Speaking from his Merrill Lynch office in Dallas, one of the first plaintiffs from the earliest days of the suit, Maroc “Rocky” Howard, said he wished that he and his fellow black brokers never had to resort to litigation. “Working in a fair environmen­t, I would have made more money than this settlement is going to make me,” Mr. Howard, 55, said in a phone interview. “But it is a positive thing.”

Another plaintiff who has since left the firm, Marshell Miller, 58, of Little Rock, Ark., also welcomed that eight years of litigation was drawing to a close. “It’s been a long struggle,” he said. “But it was something that needed to be done.”

Bank of America-owned Merrill Lynch — one of the world’s largest brokerages, with more than 15,000 financial advisers — issued a statement Wednesday saying only, “We’re not at this point commenting on the existence of the settlement nor the status of a settlement.”

Lead plaintiff George McReynolds accused Merrill Lynch of steering black brokers away from the most lucrative business, and so, under a compensati­on system emphasizin­g production, they earned less than their white counterpar­ts. They made 43 percent less in compensati­on on average in 2006, plaintiff filings allege.

The settlement coincides with the 50th anniversar­y of Martin Luther King Jr.’s “I Have a Dream Speech,” Ms. Bish noted. She said she hoped that the case would help ensure the kind of equal opportunit­y King spoke about in Washington, D.C. “I’m getting goose bumps thinking about it,” she said about the coincidenc­e that the settlement came around the anniversar­y. “What [the plaintiffs] wanted to achieve was the same opportunit­ies for the next generation — for their children.”

Ms. Bish said the settlement should force changes beyond the company singled out as the defendant. “They are leaders on Wall Street,” she said. “And increasing opportunit­ies for African-Americans at Merrill Lynch should spill over to the rest of Wall Street.”

In its own filings in the case over recent years, Merrill Lynch denied the discrimina­tion allegation and staunchly defended its compensati­on programs. “All [financial advisers], regardless of race, are judged by the same metric,” one of the company’s filings argued. “The rule is simple: produce more, earn more.”

Settlement­s don’t necessaril­y imply that a defendant accepts any wrongdoing. Ms. Bish said she could not discuss detailed terms of the agreement with Merrill Lynch.

But plaintiffs claimed that discrimina­tion pervaded Merrill Lynch, at least partly because the company employed relatively few African-Americans overall. In a 2009 plaintiffs’ filing, they contended that fewer than 2 percent of the brokers at Merrill Lynch were black.
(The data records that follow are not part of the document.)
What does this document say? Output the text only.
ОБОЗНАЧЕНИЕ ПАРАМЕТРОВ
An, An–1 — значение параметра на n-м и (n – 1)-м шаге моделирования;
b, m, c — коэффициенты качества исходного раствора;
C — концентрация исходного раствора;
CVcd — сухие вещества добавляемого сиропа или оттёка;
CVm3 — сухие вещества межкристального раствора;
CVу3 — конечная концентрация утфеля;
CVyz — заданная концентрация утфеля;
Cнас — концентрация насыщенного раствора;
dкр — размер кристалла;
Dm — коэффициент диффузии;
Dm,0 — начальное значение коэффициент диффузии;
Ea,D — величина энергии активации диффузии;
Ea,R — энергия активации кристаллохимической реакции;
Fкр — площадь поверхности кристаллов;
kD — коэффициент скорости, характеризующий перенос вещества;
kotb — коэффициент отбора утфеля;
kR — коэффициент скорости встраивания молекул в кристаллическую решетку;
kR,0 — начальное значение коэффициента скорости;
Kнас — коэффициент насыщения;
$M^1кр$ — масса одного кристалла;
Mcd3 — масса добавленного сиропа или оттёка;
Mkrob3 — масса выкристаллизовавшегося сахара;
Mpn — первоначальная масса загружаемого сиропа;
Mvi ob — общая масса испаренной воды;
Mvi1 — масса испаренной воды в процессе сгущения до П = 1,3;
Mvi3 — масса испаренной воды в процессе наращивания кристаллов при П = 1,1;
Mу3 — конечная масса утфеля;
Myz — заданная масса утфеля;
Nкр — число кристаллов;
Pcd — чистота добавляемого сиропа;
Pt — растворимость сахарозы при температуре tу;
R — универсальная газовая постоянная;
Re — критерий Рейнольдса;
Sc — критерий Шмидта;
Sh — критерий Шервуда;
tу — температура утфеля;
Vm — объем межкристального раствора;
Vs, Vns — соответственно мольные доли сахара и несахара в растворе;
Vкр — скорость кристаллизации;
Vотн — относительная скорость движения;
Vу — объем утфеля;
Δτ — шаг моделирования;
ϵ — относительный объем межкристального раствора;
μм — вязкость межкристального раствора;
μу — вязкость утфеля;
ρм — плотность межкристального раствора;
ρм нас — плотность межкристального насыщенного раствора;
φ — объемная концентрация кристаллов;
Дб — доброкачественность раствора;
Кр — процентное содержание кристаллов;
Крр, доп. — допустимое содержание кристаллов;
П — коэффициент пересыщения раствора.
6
“Far from being a colorblind meritocrac­y, race permeates policy and practice in a way that creates substantia­l obstacles to equal employment opportunit­y for Merrill Lynch’s AfricanAme­rican employees,” University of Illinois-Chicago sociology professor William Bielby said in the filing.

Merrill Lynch sometimes relied on stereotype­s, the filing also asserted, once allegedly suggesting that managers encourage black brokers to “learn to play golf or other activities designed to learn how business gets done in manners [they] might not be familiar with.”

The lead plaintiff, George McReynolds, of Nashville, Tenn., began working for Merrill Lynch in 1983 and continues to work for the firm. In his complaint alleging discrimina­tion, he said his managers once took away his office after 20 years on the job and moved him to a noisy, heavily trafficked cubical by a women’s restroom.

Both Mr. Miller and Mr. Howard say one of their greatest regrets is that younger blacks, who might have pursued work as financial advisers, chose other career because of the industry’s reputation for discrimina­tion.

Because of Mr. Miller’s work experience, he said, his two sons avoided the field. Mr. Howard adds, “Even now, we have blacks who have MBAs from Ivy League schools saying they want nothing to do with this business.”

But Mr. Howard adds that he has been loyal to Merrill Lynch, and praises them for deciding to settle the suit. “Some of the changes coming will make it a better firm,” he said. “They are making an effort to heal.”